Мы выпили еще по бокалу шампанского.
– Мне кажется, я веду себя бесцеремонно и остановиться не могу. Наверное, личные вопросы не положено задавать, но я пьяная-пьяная.
– Ничего страшного, Лиза. Не хотел бы, не отвечал. Просто меня давно никто не спрашивал, где я родился и жил, никто не интересовался моими мамой и бабушкой…
Он второй раз назвал меня по имени!
Я рассмотрела на стене фотографию молодых и красивых мужчины и женщины. Это были его родители. И фотографию старой дамы – это бабушка. Включила молчащий транзистор, а там музыка.
Звуки трубы такие пронзительно-чистые, промытые, хрустальные, как ручей, как раннее летнее утро. Мелодия, в которой соединилась надежда и невероятная печаль о несбыточном. Знакомая, очень знакомая, но что за мелодия, вспомнить не могу. Почему-то представила горы, похожие на драконов, небо ясно-синее, лам, пасущихся на террасах… Ну, конечно же, это моя музыка, которая сопровождала фильм Фила и показалась мне нездешней.
– Что это за мелодия? – спросила у Фила. – Вы ведь под нее фильм про Мачу-Пикчу показывали, только звучала она как-то иначе. Это Морриконе?
– Я тоже сначала подумал, что Морриконе, но это какой-то немецкий композитор. Мелодия называется «Одинокий пастух», а необычной она показалась, потому что вы слышали исполнение на флейте, а здесь – труба.

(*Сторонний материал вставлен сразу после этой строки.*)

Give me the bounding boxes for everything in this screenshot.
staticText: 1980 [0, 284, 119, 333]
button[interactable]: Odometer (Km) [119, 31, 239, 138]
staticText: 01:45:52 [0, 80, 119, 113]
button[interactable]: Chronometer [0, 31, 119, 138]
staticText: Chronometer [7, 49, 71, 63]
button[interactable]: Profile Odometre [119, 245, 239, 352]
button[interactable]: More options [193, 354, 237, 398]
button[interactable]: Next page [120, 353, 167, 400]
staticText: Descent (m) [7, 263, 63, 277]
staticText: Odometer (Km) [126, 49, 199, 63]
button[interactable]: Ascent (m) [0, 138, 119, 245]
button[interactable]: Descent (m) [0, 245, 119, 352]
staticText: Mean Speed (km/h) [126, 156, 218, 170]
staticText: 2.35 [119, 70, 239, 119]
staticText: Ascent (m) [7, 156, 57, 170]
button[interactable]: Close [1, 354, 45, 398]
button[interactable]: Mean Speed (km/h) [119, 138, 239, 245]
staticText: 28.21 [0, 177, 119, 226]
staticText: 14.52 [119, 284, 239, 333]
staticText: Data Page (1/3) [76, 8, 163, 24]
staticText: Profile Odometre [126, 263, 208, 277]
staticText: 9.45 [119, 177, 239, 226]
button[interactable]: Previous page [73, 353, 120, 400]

Мы замолчали, труба выпевала свое с каким-то спокойным отчаянием. И вдруг я поняла, что наступил еще один год моей жизни, и вряд ли он принесет что-нибудь хорошее. Я, невежественная, полуграмотная девчонка, бестактно ворвалась к взрослому человеку, деликатному, чтобы дать отпор, а он, должно быть, думает, когда я соблаговолю уйти. Он не здоров, хочет, наверное, лечь спать и избавить себя от ненужного общения, которое я ему навязала. И говорить-то мне не о чем с замечательным ученым, Филиппом Александровичем Коршуновым, у нас нет общих тем, и мне нечего делать в его чудесном доме. От этой мысли, от этой мелодии, от тоски и стыда, у меня сжалось сердце, и я заревела.

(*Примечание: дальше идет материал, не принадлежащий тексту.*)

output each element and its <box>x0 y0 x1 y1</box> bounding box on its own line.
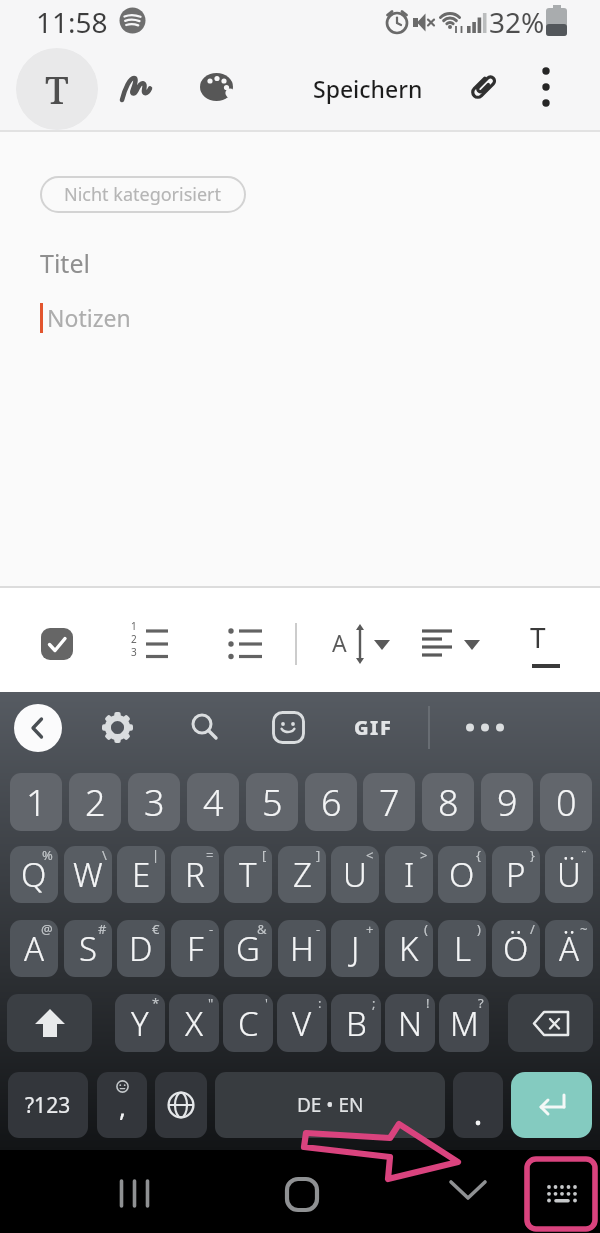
staticText: T <box>530 618 546 656</box>
staticText: 32% <box>489 3 545 41</box>
button[interactable] <box>464 720 506 735</box>
staticText: A <box>332 627 347 658</box>
button[interactable]: 8 <box>422 773 474 831</box>
button[interactable]: DE • EN <box>215 1072 445 1138</box>
button[interactable]: E <box>117 846 165 903</box>
staticText: ) <box>477 920 481 938</box>
button[interactable]: A <box>10 920 58 977</box>
button[interactable] <box>198 70 238 104</box>
button[interactable]: Y <box>115 994 165 1052</box>
button[interactable] <box>534 1168 590 1218</box>
staticText: B <box>346 1001 367 1046</box>
staticText: Q <box>21 852 47 897</box>
button[interactable] <box>453 1072 503 1138</box>
button[interactable]: C <box>223 994 273 1052</box>
button[interactable] <box>278 1168 326 1218</box>
staticText: 3 <box>144 778 165 827</box>
button[interactable]: 3 <box>128 773 180 831</box>
button[interactable]: 5 <box>246 773 298 831</box>
button[interactable]: D <box>117 920 165 977</box>
button[interactable]: Nicht kategorisiert <box>40 176 246 213</box>
staticText: - <box>209 920 214 938</box>
button[interactable]: L <box>438 920 486 977</box>
button[interactable]: G <box>224 920 272 977</box>
button[interactable]: Q <box>10 846 58 903</box>
button[interactable]: H <box>278 920 326 977</box>
button[interactable]: N <box>385 994 435 1052</box>
staticText: ] <box>316 846 321 864</box>
button[interactable]: GIF <box>346 712 400 742</box>
button[interactable]: B <box>331 994 381 1052</box>
staticText: J <box>351 926 360 971</box>
button[interactable] <box>536 66 556 110</box>
staticText: A <box>24 926 45 971</box>
button[interactable] <box>116 66 160 106</box>
staticText: 11:58 <box>36 3 108 41</box>
button[interactable] <box>14 704 62 752</box>
button[interactable]: Ü <box>545 846 593 903</box>
button[interactable] <box>508 994 593 1052</box>
button[interactable] <box>41 628 73 660</box>
staticText: & <box>257 920 267 938</box>
button[interactable] <box>7 994 92 1052</box>
button[interactable]: X <box>169 994 219 1052</box>
staticText: H <box>290 926 314 971</box>
staticText: N <box>398 1001 423 1046</box>
button[interactable]: A <box>324 618 394 670</box>
staticText: ~ <box>580 920 588 938</box>
button[interactable] <box>155 1072 207 1138</box>
button[interactable]: 2 <box>69 773 121 831</box>
staticText: 4 <box>203 778 224 827</box>
staticText: C <box>238 1001 259 1046</box>
staticText: Nicht kategorisiert <box>64 182 222 207</box>
button[interactable]: P <box>492 846 540 903</box>
button[interactable]: , <box>97 1072 147 1138</box>
button[interactable]: Z <box>278 846 326 903</box>
button[interactable]: Ö <box>492 920 540 977</box>
staticText: I <box>404 852 415 897</box>
button[interactable]: T <box>516 616 560 672</box>
button[interactable]: 7 <box>363 773 415 831</box>
staticText: | <box>152 846 160 864</box>
staticText: T <box>45 63 69 115</box>
staticText: Notizen <box>47 302 131 333</box>
button[interactable] <box>444 1168 492 1214</box>
button[interactable] <box>511 1072 592 1138</box>
button[interactable]: K <box>385 920 433 977</box>
button[interactable] <box>222 618 270 670</box>
button[interactable]: J <box>331 920 379 977</box>
button[interactable] <box>101 711 134 744</box>
staticText: ?123 <box>25 1091 71 1120</box>
button[interactable] <box>108 1168 160 1218</box>
button[interactable]: 6 <box>305 773 357 831</box>
button[interactable] <box>460 66 504 110</box>
button[interactable]: 0 <box>540 773 592 831</box>
button[interactable]: 9 <box>481 773 533 831</box>
staticText: P <box>506 852 526 897</box>
button[interactable]: M <box>439 994 489 1052</box>
button[interactable]: O <box>438 846 486 903</box>
staticText: # <box>98 920 107 938</box>
button[interactable]: 1 <box>10 773 62 831</box>
button[interactable]: R <box>171 846 219 903</box>
staticText: ' <box>265 994 268 1012</box>
button[interactable]: S <box>64 920 112 977</box>
button[interactable]: T <box>16 48 98 130</box>
button[interactable]: ?123 <box>8 1072 88 1138</box>
button[interactable]: F <box>171 920 219 977</box>
staticText: , <box>119 1089 126 1124</box>
staticText: 9 <box>497 778 518 827</box>
button[interactable]: U <box>331 846 379 903</box>
staticText: Z <box>293 852 312 897</box>
button[interactable]: Ä <box>545 920 593 977</box>
button[interactable] <box>189 712 220 743</box>
button[interactable]: W <box>64 846 112 903</box>
button[interactable]: Speichern <box>306 68 430 108</box>
button[interactable]: I <box>385 846 433 903</box>
button[interactable]: V <box>277 994 327 1052</box>
button[interactable]: T <box>224 846 272 903</box>
button[interactable] <box>272 711 305 744</box>
button[interactable]: 4 <box>187 773 239 831</box>
button[interactable]: 1 <box>126 618 174 670</box>
button[interactable] <box>420 618 484 670</box>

Я не видела его лица, наверное, на нем что-то отразилось, я почувствовала, что он обнял меня и совершенно растерянно спрашивает: «Что случилось? Что такое? Я вас чем-то обидел?» На вопросы его я не могла ответить, лишь трясла головой, давая понять, что ничем он меня не обидел, я сама себя обидела, потому что невоспитанная идиотка. Объятия были мягкие и горячие, у него наверняка температура. Не знаю, как это случилось, но я обняла его за шею и тыкалась своим сопливым носом в его шею, что-то пыталась объяснять, и вдруг ощутила, что его губы целуют мои щеки, лоб и ищут мой рот. Вот и все, подумала я, наверное, так оно и должно быть.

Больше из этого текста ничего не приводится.